1.Neural signatures of indirect pathway activity during subthalamic stimulation in Parkinson's disease

DOI: 10.1038/s41467-024-47552-6

https://www.nature.com/articles/s41467-024-47552-6

This study delves into the mechanism of deep brain stimulation (DBS) of the subthalamic nucleus (STN) and its electrophysiological signature, evoked resonant neural activity (ERNA), in Parkinson's disease. They found that ERNA peaks correspond to temporally-locked neuronal inhibition in the STN, characterized its temporal dynamics, and identified a putative neural circuit involved. Moreover, ERNA was localized to the dorsal STN and its spatial relevance to DBS outcomes was assessed. The study also examined the fiber activation profile associated with ERNA. Overall, it provides insights into the neural underpinnings of DBS-mediated effects in Parkinson's disease.

2.A single-nuclei paired multiomic analysis of the human midbrain reveals age- and Parkinson's disease-associated glial changes

DOI: 10.1038/s43587-024-00583-6

https://www.nature.com/articles/s43587-024-00583-6

This study investigates the impact of aging on gene expression and chromatin accessibility in the brain, particularly in the context of Parkinson's disease (PD). By analyzing midbrain samples from young, aged, and PD postmortem individuals using single-nuclei multiomic techniques, the study reveals that all glial cell types are affected by aging, with microglia and oligodendrocytes showing further alterations in PD. Additionally, a disease-associated oligodendrocyte subtype is identified, along with genes lost over the aging and disease process, potentially predisposing healthy cells to a disease-associated phenotype. Surprisingly, chromatin accessibility remains relatively stable over aging and PD within the same cell types. However, peak-gene association patterns are substantially altered during aging and PD, indicating cell-type-specific chromosomal loci containing PD-associated single-nucleotide polymorphisms. This study sheds light on the role of oligodendrocytes in aging and PD.

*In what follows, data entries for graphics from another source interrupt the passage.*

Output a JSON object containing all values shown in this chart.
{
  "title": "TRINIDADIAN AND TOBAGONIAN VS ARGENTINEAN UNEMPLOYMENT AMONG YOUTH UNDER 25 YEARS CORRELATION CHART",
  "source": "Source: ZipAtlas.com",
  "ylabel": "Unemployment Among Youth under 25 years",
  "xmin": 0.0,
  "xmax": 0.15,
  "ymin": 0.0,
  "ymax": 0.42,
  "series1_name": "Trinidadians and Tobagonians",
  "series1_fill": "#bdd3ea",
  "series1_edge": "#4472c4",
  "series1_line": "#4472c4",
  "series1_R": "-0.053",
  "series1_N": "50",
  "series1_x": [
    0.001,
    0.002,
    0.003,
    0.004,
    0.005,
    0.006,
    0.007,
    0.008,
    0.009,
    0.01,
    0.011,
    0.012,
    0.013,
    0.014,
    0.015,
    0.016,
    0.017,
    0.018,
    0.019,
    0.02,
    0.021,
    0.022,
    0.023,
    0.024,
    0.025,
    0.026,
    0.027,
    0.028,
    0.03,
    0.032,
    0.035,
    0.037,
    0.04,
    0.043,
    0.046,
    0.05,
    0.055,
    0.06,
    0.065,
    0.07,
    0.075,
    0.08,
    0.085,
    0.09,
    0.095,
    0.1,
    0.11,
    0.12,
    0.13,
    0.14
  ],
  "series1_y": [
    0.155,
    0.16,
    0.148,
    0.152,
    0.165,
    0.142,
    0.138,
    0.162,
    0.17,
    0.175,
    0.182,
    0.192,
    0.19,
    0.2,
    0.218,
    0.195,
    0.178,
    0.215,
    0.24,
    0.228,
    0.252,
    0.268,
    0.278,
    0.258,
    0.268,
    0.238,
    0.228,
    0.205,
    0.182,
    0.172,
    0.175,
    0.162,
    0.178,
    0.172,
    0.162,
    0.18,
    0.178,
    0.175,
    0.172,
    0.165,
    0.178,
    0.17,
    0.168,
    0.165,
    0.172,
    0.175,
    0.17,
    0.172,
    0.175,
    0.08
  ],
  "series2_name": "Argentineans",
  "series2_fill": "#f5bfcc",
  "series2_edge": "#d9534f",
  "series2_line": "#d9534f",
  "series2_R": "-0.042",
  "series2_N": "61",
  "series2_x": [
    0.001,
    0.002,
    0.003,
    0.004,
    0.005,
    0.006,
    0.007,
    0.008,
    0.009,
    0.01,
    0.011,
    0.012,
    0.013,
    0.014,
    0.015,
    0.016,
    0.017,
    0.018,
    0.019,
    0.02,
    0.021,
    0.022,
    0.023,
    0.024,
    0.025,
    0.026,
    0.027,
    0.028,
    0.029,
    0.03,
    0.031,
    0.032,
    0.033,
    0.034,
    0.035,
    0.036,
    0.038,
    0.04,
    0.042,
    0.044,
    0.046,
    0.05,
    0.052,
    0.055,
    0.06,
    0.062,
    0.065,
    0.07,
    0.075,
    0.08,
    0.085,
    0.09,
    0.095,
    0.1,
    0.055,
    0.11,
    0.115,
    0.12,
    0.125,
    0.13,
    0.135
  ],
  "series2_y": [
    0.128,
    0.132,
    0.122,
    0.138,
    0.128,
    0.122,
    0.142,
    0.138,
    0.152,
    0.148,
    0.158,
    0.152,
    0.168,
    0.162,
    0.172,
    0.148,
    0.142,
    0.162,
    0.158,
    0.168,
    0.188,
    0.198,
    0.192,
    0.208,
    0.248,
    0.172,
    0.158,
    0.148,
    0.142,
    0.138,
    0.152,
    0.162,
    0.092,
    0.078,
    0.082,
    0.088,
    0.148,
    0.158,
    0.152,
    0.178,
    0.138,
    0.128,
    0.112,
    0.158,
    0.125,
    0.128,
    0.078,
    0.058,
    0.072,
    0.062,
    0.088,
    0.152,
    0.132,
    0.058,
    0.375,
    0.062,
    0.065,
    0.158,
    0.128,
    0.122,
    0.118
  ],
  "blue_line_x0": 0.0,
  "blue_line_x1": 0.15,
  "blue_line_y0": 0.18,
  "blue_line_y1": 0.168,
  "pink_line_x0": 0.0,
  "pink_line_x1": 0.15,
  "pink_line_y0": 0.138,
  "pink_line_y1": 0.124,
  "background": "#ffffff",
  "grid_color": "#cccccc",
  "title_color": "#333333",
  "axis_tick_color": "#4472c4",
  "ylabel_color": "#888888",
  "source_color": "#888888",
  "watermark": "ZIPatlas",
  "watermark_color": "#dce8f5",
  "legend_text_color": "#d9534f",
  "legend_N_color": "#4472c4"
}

3.Plasminogen degrades α-synuclein, Tau and TDP-43 and decreases dopaminergic neurodegeneration in mouse models of Parkinson's disease

DOI: 10.1038/s41598-024-59090-8

https://www.nature.com/articles/s41598-024-59090-8

This study investigates the potential therapeutic role of plasminogen in Parkinson's disease (PD). By conducting experiments in vitro, ex vivo, and in vivo using cell models and mouse models of PD, the study demonstrates that administered plasminogen crosses the blood-brain barrier, enters cells, and migrates to the nucleus. Plasminogen increases intracellular plasmin activity, binds to α-synuclein, and promotes clearance of α-synuclein, Tau, and TDP-43 proteins. Furthermore, plasminogen reduces dopaminergic neurodegeneration, increases tyrosine hydroxylase levels in key brain regions, and improves motor function in PD mouse models. These findings suggest that plasminogen has potential as a therapeutic agent for PD by exerting protective effects against neurodegeneration and protein accumulation.

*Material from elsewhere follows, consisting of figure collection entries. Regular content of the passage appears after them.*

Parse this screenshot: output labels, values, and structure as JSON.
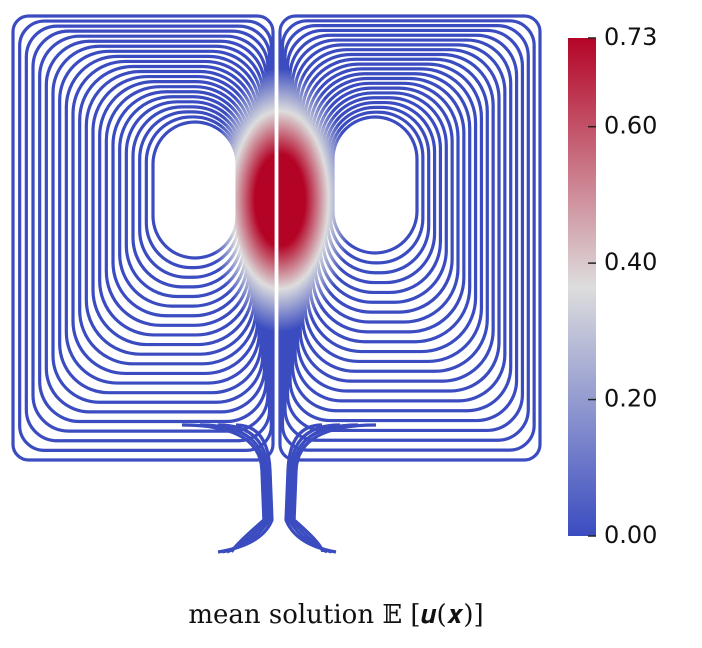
{
  "chart_data": {
    "type": "streamline",
    "caption": "mean solution 𝔼 [𝒖(𝒙)]",
    "colormap": [
      "#3b4cc0",
      "#dddddd",
      "#b40426"
    ],
    "clim": [
      0,
      0.73
    ],
    "cticks": [
      {
        "value": 0,
        "label": "0.00"
      },
      {
        "value": 0.2,
        "label": "0.20"
      },
      {
        "value": 0.4,
        "label": "0.40"
      },
      {
        "value": 0.6,
        "label": "0.60"
      },
      {
        "value": 0.73,
        "label": "0.73"
      }
    ]
  }
}
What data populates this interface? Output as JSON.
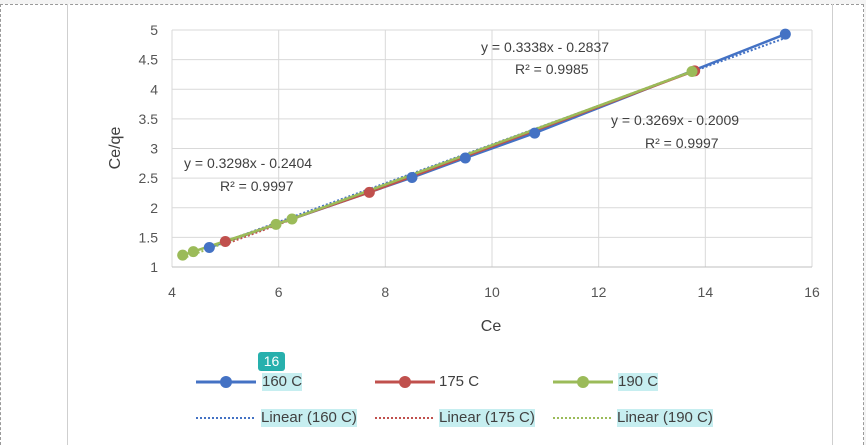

4.Predictors of stress resilience in Parkinson's disease and associations with symptom progression

DOI: 10.1038/s41531-024-00692-4

https://www.nature.com/articles/s41531-024-00692-4

This study aimed to understand stress resilience in Parkinson's disease (PD) by investigating responses to the COVID-19 pandemic as a stressor. Longitudinal data from 350 PD participants were analyzed to distinguish between stressor-reactive and resilient individuals, identify resilience factors, and compare symptom progression. Results revealed two distinct groups: high stressor-reactive (123 participants) and low stressor-reactive (227 participants). Pre-existing anxiety, rumination, and non-motor symptom severity predicted high stressor-reactivity, while quality of life, social support, positive appraisal style, and cognitive abilities predicted low stressor-reactivity. Interestingly, PD-specific factors like disease duration and motor severity did not predict stressor-reactivity. Although the pandemic did not accelerate disease progression, it exacerbated depressive symptoms in stressor-reactive PD patients.

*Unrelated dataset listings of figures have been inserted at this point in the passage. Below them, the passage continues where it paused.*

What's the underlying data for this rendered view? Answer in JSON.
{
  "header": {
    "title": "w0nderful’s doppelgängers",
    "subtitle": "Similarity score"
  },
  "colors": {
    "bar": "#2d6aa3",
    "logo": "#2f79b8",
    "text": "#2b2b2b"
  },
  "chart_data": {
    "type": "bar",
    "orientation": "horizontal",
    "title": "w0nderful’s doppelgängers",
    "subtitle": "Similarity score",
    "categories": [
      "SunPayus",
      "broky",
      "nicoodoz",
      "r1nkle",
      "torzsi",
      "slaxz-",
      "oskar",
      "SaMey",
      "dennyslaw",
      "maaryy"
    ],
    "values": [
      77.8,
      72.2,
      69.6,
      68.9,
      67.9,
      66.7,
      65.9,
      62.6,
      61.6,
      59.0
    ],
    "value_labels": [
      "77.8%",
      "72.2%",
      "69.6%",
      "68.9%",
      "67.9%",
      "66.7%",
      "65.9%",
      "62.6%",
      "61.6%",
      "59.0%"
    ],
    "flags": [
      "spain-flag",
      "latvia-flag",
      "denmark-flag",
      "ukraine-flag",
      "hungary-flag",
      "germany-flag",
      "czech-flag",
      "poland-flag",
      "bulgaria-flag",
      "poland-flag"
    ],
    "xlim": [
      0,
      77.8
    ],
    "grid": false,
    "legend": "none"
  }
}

5.Glypican-4 serum levels are associated with cognitive dysfunction and vascular risk factors in Parkinson's disease

https://www.nature.com/articles/s41598-024-54800-8

Glypicans, known biomarkers for various diseases, are increasingly implicated in neurodegenerative disorders. Glypican 4 (GPC-4), initially associated with synapse functionality, has been linked to tau hyperphosphorylation in Alzheimer's disease. However, its role in Parkinson's disease (PD) remains unclear. The scientists investigated GPC-4 levels in PD patients' biofluids (cerebrospinal fluid, serum, and tear fluid). GPC-4 expression was confirmed in all three, with highest levels in serum. Notably, GPC-4 levels correlated with cognitive decline, suggesting a role in PD-associated dementia. Additionally, PD patients with vascular risk factors showed elevated GPC-4 levels, indicating its potential as a biomarker for vascular risk stratification in PD, aiding in identifying those at higher risk of developing dementia.